Acute and chronic exercise effects on attentional control in older road cyclists.
MedLine Citation:
PMID:  20453491     Owner:  NLM     Status:  In-Data-Review    
Background: Research on visual attention control of older road cyclists, who represent a subgroup of traffic participants, is still scarce and studies on their attentional performance while cycling are completely lacking. Objective: The present study assessed whether attention control performance of older individuals with a history of participation in road cycling is affected by concomitant cycling exercise. Acute exercise effects were also analyzed in co-aged aerobically trained and sedentary noncyclists to assess whether the acute exercise-cognition relationship is moderated by individual differences induced by chronic sport practice versus sedentary lifestyle. Methods: Sixteen 60- to 80-year-old cyclists and 32 age-matched noncyclists (16 endurance athletes and 16 sedentary individuals) performed a go/no-go reaction time task in which visual attention was cued by means of spatial cues of different sizes followed by compound stimuli with local and global target features. Results: Older cyclists showed commonalities with and differences from other aerobically trained athletes. Both trained groups, when compared to sedentary individuals, showed shorter reaction time (RT) during physical exercise and a smaller RT disadvantage for unexpected local targets at short stimulus-onset asynchrony (SOA). This expectancy-driven RT effect was stable across SOAs only in the case of cyclists. Conclusions: Results suggest that chronic long-term aerobic training may lead to favorable conditions for the occurrence of a facilitation effect during acute exercise and for a more efficient use of available resources on attentional tasks involving executive control. These results highlight the importance of considering the effects of aerobic exercise for supporting safe on-road behavior.
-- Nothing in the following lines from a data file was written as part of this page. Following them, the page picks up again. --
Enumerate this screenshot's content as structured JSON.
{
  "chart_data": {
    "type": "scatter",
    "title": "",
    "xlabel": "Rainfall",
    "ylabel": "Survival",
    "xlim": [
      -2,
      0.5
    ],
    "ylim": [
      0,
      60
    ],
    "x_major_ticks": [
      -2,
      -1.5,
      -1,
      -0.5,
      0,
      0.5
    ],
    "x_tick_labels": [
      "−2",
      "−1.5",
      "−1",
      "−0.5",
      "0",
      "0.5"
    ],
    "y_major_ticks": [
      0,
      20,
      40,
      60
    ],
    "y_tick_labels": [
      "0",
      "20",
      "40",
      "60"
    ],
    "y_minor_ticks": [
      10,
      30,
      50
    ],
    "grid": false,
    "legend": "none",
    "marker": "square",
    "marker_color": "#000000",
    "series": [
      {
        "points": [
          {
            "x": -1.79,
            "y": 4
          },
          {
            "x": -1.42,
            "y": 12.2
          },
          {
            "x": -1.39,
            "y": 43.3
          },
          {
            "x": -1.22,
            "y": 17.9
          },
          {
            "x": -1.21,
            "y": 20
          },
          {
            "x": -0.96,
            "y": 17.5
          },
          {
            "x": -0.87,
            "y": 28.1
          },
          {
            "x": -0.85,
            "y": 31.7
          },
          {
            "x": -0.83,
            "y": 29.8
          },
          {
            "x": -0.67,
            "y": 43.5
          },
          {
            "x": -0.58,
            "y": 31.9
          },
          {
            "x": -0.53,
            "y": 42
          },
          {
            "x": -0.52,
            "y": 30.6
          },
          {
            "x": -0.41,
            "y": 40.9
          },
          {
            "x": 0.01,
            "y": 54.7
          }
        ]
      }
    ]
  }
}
Caterina Pesce; Lucio Cereatti; Roberta Forte; Claudia Crova; Rita Casella
Publication Detail:
Type:  Journal Article     Date:  2010-05-10
Journal Detail:
Title:  Gerontology     Volume:  57     ISSN:  1423-0003     ISO Abbreviation:  Gerontology     Publication Date:  2011  
Date Detail:
Created Date:  2011-02-10     Completed Date:  -     Revised Date:  -    
Medline Journal Info:
Nlm Unique ID:  7601655     Medline TA:  Gerontology     Country:  Switzerland    
Other Details:
Languages:  eng     Pagination:  121-8     Citation Subset:  IM    
Copyright Information:
Copyright © 2010 S. Karger AG, Basel.
Department of Human Motion and Sport Science, Rome University 'Foro Italico', Rome, Italy.